Kenya’s parliament has called for better coordination between the security and intelligence agencies after 67 people were killed in a shopping mall attack in Nairobi in September.
The church shooting took place in Likoni, located across a deep-water channel from Mombasa city, a major tourist hub. It came days after prosecutors charged two Somalis with terrorism offences after police seized a car packed with explosives.
There was no immediate claim of responsibility. Likoni’s police chief Robert Mureithi said it appeared the gunmen were armed with automatic weapons.
The attackers tried to raid a second church nearby but fled when armed police on patrol in the area appeared.
“This has all the indicators of a terrorist attack because the attackers did not steal anything and appeared focused on killing,” Mureithi told reporters at the scene.
Two people were killed at the church and two people died of gunshot wounds in hospital, according to the Kenyan Red Cross.
At Mombasa’s main hospital doctors handed reporters x-rays showing bullets lodged in the skulls of a two-year-old boy, whose mother was killed, and a male adult they were treating.
Kenyan security officials say the Indian Ocean coastline has become a hotbed of radicalisation.

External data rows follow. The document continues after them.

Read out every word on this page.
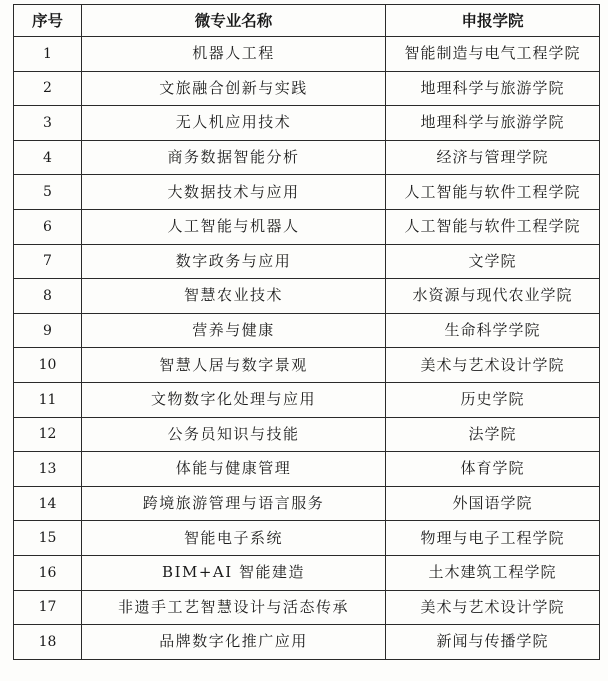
序号	微专业名称	申报学院
1	机器人工程	智能制造与电气工程学院
2	文旅融合创新与实践	地理科学与旅游学院
3	无人机应用技术	地理科学与旅游学院
4	商务数据智能分析	经济与管理学院
5	大数据技术与应用	人工智能与软件工程学院
6	人工智能与机器人	人工智能与软件工程学院
7	数字政务与应用	文学院
8	智慧农业技术	水资源与现代农业学院
9	营养与健康	生命科学学院
10	智慧人居与数字景观	美术与艺术设计学院
11	文物数字化处理与应用	历史学院
12	公务员知识与技能	法学院
13	体能与健康管理	体育学院
14	跨境旅游管理与语言服务	外国语学院
15	智能电子系统	物理与电子工程学院
16	BIM+AI 智能建造	土木建筑工程学院
17	非遗手工艺智慧设计与活态传承	美术与艺术设计学院
18	品牌数字化推广应用	新闻与传播学院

“Terrorism continues to grow in shape, colour and behaviour and when it assumes the phase of radicalisation ... it will be met (with) full force,” Interior Minister Joseph Ole Lenku said in Mombasa on Saturday.
Moderate clerics in Mombasa warn the forceful the crackdown on militant recruitment networks is fuelling resentment.
Kenyans are increasingly alarmed at the relative ease at which militants appear to move within the country, east Africa’s biggest economy and a recipient of U.S. counter-terrorism funding.
Al Shabaab said it carried out the Westgate mall siege in the capital to avenge the military deployment in Somalia and has threatened more strikes in Kenya and other nations which have sent troops to Somalia, including Uganda and Ethiopia.